PBT 从遗传算法中汲取灵感，在遗传算法中，群体中表现不佳的成员可以利用群体中表现最佳成员的信息。在我们的例子中，群体是并行运行的一组 Tune trials，trial 的性能由用户指定的指标决定，例如 mean_accuracy。

PBT 有两个主要步骤：利用 (exploitation) 和 探索 (exploration)。利用的一个例子是一个 trial 从表现更好的 trial 复制模型参数。探索的一个例子是通过随机扰动当前值来生成新的超参数配置。

随着神经网络群体的训练进展，这种利用和探索的过程会定期进行，确保群体中的所有 worker 都具有良好的基本性能水平，并且持续探索新的超参数配置。这意味着 PBT 可以快速利用好的超参数，将更多的训练时间投入到有前景的模型中，并且至关重要的是，在整个训练过程中变异超参数值，从而学习到最佳的自适应超参数调度。

在这里，我们将通过一个 MNIST ConvNet 训练示例来学习如何使用 PBT。首先，我们定义一个使用 SGD 训练 ConvNet 模型的训练函数。

!pip install "ray[tune]"

import os
import tempfile

import torch
import torch.optim as optim

import ray
from ray import tune
from ray.tune.examples.mnist_pytorch import ConvNet, get_data_loaders, test_func
from ray.tune.schedulers import PopulationBasedTraining


def train_convnet(config):
    # Create our data loaders, model, and optmizer.
    step = 1
    train_loader, test_loader = get_data_loaders()
    model = ConvNet()
    optimizer = optim.SGD(
        model.parameters(),
        lr=config.get("lr", 0.01),
        momentum=config.get("momentum", 0.9),
    )

    # Myabe resume from a checkpoint.
    checkpoint = tune.get_checkpoint()
    if checkpoint:
        with checkpoint.as_directory() as checkpoint_dir:
            checkpoint_dict = torch.load(os.path.join(checkpoint_dir, "checkpoint.pt"))

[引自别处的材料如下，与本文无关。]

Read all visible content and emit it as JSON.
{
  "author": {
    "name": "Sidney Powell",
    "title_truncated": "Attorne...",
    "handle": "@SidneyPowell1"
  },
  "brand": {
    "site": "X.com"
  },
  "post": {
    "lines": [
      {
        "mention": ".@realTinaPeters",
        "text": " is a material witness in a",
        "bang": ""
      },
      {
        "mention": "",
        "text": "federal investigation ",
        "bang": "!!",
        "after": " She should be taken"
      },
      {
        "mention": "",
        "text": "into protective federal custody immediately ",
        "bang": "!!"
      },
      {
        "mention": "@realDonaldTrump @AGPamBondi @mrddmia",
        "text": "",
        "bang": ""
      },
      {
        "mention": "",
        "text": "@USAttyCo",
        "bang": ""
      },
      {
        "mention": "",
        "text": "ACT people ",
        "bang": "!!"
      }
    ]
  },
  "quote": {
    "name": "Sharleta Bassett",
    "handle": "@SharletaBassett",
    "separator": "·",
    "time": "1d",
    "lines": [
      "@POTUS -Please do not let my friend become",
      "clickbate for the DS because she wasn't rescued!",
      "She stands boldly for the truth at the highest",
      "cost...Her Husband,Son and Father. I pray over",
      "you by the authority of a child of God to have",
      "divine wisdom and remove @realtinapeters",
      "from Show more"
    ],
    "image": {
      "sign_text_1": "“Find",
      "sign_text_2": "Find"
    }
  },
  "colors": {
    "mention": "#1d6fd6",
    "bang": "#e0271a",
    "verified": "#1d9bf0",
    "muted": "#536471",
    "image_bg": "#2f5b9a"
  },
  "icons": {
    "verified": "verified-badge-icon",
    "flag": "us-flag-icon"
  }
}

        # Load model state and iteration step from checkpoint.
        model.load_state_dict(checkpoint_dict["model_state_dict"])
        # Load optimizer state (needed since we're using momentum),
        # then set the `lr` and `momentum` according to the config.
        optimizer.load_state_dict(checkpoint_dict["optimizer_state_dict"])
        for param_group in optimizer.param_groups:
            if "lr" in config:
                param_group["lr"] = config["lr"]
            if "momentum" in config:
                param_group["momentum"] = config["momentum"]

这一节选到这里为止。